T15. Pattern recognition methods for profiling microbial communities

Agnieszka Lemanska1, Karlheinz Trebesius2, Karl Grammer3, Dustin J Penn4, Richard G Brereton1

1Centre for Chemometrics, School of Chemistry, University of Bristol, United Kingdom
2Vermicon AG, Munich, Germany
3Ludwig Boltzmann Institute for Urban Ethology, Department for Anthropology, Vienna, Austria
4Konrad Lorenz Institute for Ethology, Austrian Academy of Sciences, Vienna, Austria

Human secretions contain large numbers of microbes. In this study carried out in a remote village in Austria microbial samples from armpits of almost 200 individual donors (88 males and 108 females) grouped into families were investigated.

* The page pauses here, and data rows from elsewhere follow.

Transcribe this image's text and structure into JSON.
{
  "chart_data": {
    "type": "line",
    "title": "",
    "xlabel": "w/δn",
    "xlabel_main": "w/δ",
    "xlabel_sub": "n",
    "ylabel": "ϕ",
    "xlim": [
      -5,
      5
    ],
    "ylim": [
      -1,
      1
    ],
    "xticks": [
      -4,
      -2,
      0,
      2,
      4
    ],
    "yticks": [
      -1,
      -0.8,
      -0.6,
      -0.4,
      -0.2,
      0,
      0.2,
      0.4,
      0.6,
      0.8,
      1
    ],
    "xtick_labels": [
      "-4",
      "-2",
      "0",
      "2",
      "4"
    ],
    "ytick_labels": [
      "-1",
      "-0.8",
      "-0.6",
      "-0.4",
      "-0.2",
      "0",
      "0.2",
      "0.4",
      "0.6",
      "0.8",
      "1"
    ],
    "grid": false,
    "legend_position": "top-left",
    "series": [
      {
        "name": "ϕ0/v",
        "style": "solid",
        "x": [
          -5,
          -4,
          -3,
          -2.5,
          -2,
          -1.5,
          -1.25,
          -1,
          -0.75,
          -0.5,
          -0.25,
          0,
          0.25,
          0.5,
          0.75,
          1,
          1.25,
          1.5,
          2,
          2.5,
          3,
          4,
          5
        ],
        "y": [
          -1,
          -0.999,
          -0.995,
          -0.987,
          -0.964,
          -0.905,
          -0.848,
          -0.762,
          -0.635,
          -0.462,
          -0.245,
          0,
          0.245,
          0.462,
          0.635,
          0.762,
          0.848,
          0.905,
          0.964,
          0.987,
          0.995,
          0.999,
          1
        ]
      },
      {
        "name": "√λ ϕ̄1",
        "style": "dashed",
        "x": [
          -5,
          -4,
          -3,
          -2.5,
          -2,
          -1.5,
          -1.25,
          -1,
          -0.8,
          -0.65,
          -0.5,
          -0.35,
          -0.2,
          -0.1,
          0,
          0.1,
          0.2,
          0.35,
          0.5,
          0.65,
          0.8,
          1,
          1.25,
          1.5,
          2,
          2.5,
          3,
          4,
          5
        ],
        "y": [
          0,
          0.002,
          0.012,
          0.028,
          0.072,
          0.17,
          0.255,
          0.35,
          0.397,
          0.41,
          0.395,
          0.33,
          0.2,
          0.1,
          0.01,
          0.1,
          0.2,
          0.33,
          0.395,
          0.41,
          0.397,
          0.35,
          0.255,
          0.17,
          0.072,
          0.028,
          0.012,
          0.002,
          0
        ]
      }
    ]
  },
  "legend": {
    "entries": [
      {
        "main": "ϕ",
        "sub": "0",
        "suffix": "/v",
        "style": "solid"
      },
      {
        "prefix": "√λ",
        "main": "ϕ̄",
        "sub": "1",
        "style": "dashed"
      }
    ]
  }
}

Several pattern recognition techniques were applied to reveal trends in microbial fingerprint of subjects.

DGGE (Denaturing Gradient Gel Electrophoresis) band tables that require accurate alignment of all the unique bands (corresponding to different microbes) among all the included samples may be difficult to produce. For smaller studies (one family) they are feasible. PCA (Principal Component Analysis) can be applied to band tables.

For larger studies automated pair-wise similarity measures are more feasible alternatives. In this approach both qualitative (presence or absence of unique bands using the Jaccard distance) and quantitative (presence and position using the cosine distance) measures combined with fuzzy matching of peak positions were applied. Patterns represented by dissimilarity matrices were revealed by PCO (Principal Co-ordinates Analysis).

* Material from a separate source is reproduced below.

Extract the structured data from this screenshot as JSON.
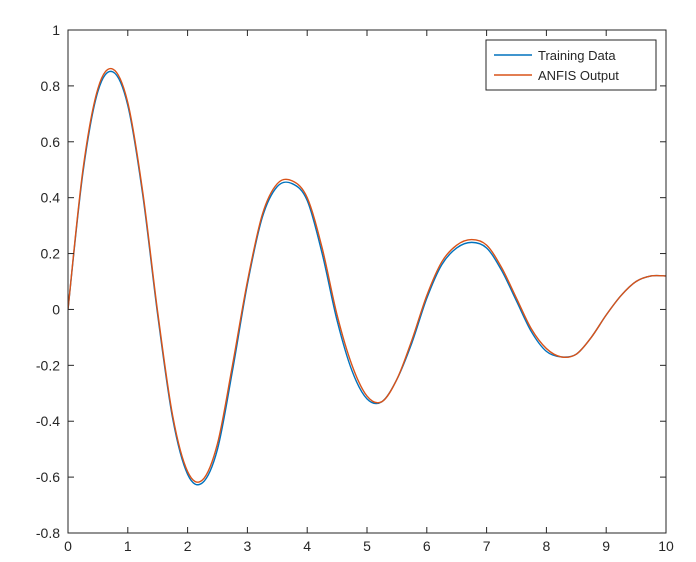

Pair-wise dissimilarity and PCO analysis revealed considerable separation between genders. Rank analysis showed that the within individuals variation is significantly less then between individuals variation. This suggests that the individuals have unique microbial fingerprint. SOMs (Self Organising Maps) deliver information about specific microbes characteristic for individuals and demonstrate the existence of an individual fingerprint. The SOMDI (SOM Discrimination Index) together with supervised SOMs is described as a mechanism for determining which microbes are characteristic of individuals.
Group fingerprints (e.g. to differentiate males and females) can be determined using PCO components as input to supervised classifiers, including one class methods such as Quadratic Discriminant Analysis (QDA) and Support Vector Domain Description (SVDD) and two class methods such as PLS-DA (Partial Least Squares Discriminant Analysis) and Support Vector Machines (SVM). The validation of classification models is described.